An analysis of the local Milky Way halo stellar populations has been recently published in the paper "Uncovering the birth of the Milky Way through accurate stellar ages with Gaia" (Gallart et al. 2019, Nature Astronomy). This paper has raised considerable media attention. The IAC press release features an artist view of the birth of the Milky Way.
More in depth:
The CMD of the kinematically selected halo population published from Gaia DR2 data (Babusiaux et al. 2018) showed two enigmatic sequences running parallel in color from the main sequence to the sub-giant and red-giant branch, indicating the presence of two distinct subpopulations in the halo. The blue sequence has been associated with a major accretion event experienced by the Milky Way early in its history, with the merged object, Gaia-Enceladus, contributing an important fraction of stars in the inner halo (Helmi et al. 2018; Haywood et al. 2018). The red sequence has been associated with the thick disk (Haywood et al. 2018) by the similarity in chemical composition.
Figure 1 (upper panels) displays (a) the CMD of the kinematically selected Milky Way halo within 2 Kpc of the Sun (with |b|>30 to restrict disk contamination) and (b) the CMD of a geometrically defined thick disk (|Z|>1100) within the same volume. We compared the distribution of stars in these observed CMDs with that in CMDs computed with state-of-the-art stellar evolution models (Pietrinferni et al. 2006) and found the combination of ages and chemical compositions of the stars that best reproduce the observed CMDs. These best-fit CMDs are displayed in the bottom two panels of Figure 1. The model CMDs clearly succeed at reproducing the various features observed in the empirical CMDs.
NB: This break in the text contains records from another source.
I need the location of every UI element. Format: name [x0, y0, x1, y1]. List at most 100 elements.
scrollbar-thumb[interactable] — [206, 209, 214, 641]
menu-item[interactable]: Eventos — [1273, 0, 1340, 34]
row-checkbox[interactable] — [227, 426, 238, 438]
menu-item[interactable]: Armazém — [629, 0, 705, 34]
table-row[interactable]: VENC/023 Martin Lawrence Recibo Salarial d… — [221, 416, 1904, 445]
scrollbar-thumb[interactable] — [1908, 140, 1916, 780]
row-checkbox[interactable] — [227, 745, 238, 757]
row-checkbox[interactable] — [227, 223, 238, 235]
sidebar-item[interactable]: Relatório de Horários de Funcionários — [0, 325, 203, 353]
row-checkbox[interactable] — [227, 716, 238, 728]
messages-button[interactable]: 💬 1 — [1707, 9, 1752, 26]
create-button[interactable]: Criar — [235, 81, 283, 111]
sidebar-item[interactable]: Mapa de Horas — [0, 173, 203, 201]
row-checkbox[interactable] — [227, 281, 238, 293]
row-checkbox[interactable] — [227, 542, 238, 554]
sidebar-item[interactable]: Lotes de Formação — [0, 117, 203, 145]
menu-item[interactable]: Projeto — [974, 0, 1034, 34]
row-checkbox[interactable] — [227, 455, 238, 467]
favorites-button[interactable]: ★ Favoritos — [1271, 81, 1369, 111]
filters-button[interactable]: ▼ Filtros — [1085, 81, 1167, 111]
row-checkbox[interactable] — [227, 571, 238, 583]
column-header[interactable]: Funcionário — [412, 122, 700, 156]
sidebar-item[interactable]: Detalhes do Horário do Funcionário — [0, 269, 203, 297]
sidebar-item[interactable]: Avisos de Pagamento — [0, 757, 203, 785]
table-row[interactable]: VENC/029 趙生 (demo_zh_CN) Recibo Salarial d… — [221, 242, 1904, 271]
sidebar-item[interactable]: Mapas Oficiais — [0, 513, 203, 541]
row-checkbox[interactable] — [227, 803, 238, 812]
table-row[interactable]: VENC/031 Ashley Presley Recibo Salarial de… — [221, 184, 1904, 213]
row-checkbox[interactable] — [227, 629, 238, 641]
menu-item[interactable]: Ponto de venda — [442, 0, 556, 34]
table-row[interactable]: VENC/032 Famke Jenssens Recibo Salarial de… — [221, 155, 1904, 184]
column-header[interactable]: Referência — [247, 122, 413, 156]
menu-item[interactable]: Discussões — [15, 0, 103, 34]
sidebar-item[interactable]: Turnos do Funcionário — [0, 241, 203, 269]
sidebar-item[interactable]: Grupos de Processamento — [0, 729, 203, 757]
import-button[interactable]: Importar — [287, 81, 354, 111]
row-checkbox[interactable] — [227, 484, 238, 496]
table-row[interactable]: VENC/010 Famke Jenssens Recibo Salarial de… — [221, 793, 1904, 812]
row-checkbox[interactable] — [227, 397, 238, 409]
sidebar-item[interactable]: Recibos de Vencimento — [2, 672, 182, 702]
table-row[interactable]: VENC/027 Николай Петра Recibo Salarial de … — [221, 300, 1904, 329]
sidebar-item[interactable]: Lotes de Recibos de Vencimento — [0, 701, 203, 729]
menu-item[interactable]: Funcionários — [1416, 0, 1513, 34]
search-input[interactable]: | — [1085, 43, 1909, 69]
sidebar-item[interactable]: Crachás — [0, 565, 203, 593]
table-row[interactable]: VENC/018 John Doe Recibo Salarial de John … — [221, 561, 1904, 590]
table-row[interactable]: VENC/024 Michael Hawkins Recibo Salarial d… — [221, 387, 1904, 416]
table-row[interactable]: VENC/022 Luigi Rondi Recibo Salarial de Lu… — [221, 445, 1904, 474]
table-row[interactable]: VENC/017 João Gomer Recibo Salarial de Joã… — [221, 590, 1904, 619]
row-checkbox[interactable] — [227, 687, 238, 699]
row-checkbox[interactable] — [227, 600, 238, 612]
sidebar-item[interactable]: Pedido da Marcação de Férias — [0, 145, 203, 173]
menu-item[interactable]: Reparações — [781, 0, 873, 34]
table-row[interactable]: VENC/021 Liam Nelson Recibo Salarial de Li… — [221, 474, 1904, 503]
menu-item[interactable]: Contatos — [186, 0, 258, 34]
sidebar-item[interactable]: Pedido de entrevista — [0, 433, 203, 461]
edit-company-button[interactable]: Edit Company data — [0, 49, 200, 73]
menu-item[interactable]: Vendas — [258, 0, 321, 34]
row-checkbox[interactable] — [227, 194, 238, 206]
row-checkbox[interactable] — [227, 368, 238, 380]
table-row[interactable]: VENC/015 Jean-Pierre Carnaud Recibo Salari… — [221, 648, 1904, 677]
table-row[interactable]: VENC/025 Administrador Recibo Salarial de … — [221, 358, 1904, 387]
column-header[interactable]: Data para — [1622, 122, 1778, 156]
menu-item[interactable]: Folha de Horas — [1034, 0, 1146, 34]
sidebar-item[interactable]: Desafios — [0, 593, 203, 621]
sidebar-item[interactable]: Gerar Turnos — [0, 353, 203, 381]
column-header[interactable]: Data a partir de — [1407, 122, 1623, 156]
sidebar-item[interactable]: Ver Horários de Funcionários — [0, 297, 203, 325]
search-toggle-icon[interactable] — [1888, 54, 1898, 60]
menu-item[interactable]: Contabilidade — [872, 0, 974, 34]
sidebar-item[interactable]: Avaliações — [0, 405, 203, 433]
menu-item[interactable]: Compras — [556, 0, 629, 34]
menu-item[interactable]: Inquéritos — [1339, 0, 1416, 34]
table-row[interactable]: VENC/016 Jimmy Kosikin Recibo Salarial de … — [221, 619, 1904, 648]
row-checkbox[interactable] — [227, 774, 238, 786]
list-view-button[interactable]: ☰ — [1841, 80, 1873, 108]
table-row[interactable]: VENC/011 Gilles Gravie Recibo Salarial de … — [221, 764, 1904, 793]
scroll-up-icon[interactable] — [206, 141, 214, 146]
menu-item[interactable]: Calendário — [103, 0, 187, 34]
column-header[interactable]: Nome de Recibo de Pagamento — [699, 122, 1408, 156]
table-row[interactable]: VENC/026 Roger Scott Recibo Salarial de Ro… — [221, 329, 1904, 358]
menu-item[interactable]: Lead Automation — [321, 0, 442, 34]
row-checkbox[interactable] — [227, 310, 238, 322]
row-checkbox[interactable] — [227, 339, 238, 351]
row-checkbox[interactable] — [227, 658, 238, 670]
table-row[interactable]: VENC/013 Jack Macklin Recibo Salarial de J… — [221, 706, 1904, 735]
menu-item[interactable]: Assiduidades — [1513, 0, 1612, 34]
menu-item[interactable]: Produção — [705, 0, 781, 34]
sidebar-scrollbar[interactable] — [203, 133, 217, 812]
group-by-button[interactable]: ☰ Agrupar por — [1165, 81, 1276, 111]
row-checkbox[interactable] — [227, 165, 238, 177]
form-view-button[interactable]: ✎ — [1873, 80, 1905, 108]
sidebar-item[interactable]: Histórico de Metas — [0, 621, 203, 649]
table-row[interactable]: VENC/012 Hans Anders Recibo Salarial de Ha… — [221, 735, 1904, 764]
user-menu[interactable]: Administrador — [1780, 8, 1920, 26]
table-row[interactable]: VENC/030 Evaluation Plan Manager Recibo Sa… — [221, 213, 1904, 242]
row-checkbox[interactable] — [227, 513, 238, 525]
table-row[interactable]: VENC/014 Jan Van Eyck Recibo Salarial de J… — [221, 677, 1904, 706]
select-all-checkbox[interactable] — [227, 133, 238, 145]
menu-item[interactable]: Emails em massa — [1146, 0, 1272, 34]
Figure 2 displays the distribution of ages and metallicities of these best-fit model CMDs, divided in the blue and red sequences in the case of the halo CMD. The age distributions clearly demonstrate that the two sequences in the halo CMD are composed by stars that are coeval and formed at the earliest possible times in the life of the Universe. The difference in color is a result of the red and blue sequence stars having different metallicities. The inferred age distributions also clearly show that the thick disc population is younger than the two halo populations.These results, allow us to tightly constrain that the merger occurred 10 Gyr ago, and to conclude that the red sequence is composed by stars formed in the Milky Way during its first ~ 3 Gyr of evolution, right before the merger with Gaia-Enceladus took place, and heated to halo-like kinematics by the impact. The associated infalling gas would have contributed to maintain and stoke star formation in the early disk to its maximum inferred intensity 9.5 Gyr ago.